To estimate the empirical survival curves, we rely on a large and geographically diverse data set from a major financial services firm. Data includes credit ratings for the borrower at the time of loan origination. Inclusion of this important variable helps ensure unbiased estimation of the coefficients of other risk factors, such as current loan-to-value ratio and changes in local unemployment rates. We should also acknowledge data limitations: it only includes loans originated during 1993-1997 time period when house prices in most (though not all) markets were stable or increasing
Sounds great, like they are just modeling cross-sectional risk, dipping their toe in the empirical pool. After all, 4 years, not including any cyclical volatility, that would be irrelevant for modeling a worst-case-scenario, and they realize this.
But then after torturing the data for 30 pages, the authors conclude with:
We find that the current regulatory standards for capital are too high in most cases.
No mention in the conclusion about the lack of a real cycle in their sample data! They knew the data's limitations, but by the end ignored them. In other words, forget about the business cycle--we have a large number of observations! I see this a lot in default modeling, where someone will look at a bunch of daily data on bonds, and say they have 400,000 observations in the default model, ignoring the fact that the ten years of daily IBM data is not 2520 observations, more like 3.

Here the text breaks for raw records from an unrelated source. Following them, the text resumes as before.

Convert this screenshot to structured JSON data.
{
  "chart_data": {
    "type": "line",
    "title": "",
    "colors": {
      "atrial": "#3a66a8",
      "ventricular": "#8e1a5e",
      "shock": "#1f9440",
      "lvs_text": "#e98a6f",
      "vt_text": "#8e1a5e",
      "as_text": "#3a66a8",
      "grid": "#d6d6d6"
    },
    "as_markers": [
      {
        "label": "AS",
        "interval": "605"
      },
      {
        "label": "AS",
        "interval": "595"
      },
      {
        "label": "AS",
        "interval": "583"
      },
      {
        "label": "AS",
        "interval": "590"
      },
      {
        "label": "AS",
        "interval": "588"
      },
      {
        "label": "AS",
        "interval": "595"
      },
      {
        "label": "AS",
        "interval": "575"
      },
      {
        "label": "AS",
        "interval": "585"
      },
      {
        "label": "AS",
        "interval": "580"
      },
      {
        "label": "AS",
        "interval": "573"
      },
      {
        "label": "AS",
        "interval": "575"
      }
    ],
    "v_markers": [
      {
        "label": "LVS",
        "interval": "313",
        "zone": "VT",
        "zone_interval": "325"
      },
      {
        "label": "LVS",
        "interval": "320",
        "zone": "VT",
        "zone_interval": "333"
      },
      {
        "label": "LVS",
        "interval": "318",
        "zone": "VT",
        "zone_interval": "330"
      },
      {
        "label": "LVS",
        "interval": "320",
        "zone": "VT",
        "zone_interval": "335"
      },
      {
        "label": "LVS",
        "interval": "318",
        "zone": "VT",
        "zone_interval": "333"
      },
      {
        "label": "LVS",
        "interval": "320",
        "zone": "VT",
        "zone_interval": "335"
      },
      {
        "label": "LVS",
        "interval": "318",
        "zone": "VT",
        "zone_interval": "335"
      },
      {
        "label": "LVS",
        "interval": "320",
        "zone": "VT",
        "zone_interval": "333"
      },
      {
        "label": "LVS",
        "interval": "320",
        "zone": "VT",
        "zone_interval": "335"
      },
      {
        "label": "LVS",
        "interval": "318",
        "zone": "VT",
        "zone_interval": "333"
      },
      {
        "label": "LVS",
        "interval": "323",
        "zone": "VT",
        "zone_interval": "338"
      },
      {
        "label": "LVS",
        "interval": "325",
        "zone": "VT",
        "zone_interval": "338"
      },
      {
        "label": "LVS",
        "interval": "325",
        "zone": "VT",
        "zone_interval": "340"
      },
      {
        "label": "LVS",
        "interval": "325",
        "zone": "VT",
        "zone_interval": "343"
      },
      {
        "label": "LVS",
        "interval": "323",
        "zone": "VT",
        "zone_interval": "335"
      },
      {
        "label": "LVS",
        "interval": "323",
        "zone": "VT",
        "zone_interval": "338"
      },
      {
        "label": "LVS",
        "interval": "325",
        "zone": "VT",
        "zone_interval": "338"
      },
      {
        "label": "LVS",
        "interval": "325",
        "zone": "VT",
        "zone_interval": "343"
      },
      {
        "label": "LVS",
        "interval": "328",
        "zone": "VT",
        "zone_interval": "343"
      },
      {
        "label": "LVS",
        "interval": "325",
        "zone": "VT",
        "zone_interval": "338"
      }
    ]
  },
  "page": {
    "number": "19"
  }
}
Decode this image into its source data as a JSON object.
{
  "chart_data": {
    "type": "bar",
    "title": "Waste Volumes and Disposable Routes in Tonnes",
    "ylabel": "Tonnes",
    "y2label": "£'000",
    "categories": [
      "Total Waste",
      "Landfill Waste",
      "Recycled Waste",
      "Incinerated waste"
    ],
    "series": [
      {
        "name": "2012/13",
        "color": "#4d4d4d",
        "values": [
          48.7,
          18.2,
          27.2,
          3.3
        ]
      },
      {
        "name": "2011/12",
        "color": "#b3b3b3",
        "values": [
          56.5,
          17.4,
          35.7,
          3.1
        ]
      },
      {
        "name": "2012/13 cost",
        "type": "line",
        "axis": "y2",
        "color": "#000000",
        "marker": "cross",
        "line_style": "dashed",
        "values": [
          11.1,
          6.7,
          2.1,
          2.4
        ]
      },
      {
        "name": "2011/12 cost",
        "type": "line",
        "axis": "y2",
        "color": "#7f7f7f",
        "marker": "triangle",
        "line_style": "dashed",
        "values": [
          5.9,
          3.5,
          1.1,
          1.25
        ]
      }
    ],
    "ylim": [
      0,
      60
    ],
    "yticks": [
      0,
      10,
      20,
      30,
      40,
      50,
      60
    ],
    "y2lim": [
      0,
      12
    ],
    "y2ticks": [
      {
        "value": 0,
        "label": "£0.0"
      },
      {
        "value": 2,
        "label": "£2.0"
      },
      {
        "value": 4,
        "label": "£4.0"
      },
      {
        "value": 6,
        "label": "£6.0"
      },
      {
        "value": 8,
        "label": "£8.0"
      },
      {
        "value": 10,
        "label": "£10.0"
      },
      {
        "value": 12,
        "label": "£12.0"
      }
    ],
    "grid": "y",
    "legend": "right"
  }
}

It's a common problem, mistaking the number of observations for degrees of freedom, because the correlation structure underlying the data may actually drastically reduce the degrees of freedom. Making sure your data has the appropriate sample is a big issue in all social science, as often someone will observe how college kids respond to stimuli to predict how people in general respond, assume men are the same as women. Their is no simple cure other than to be thoughtful about the specific application.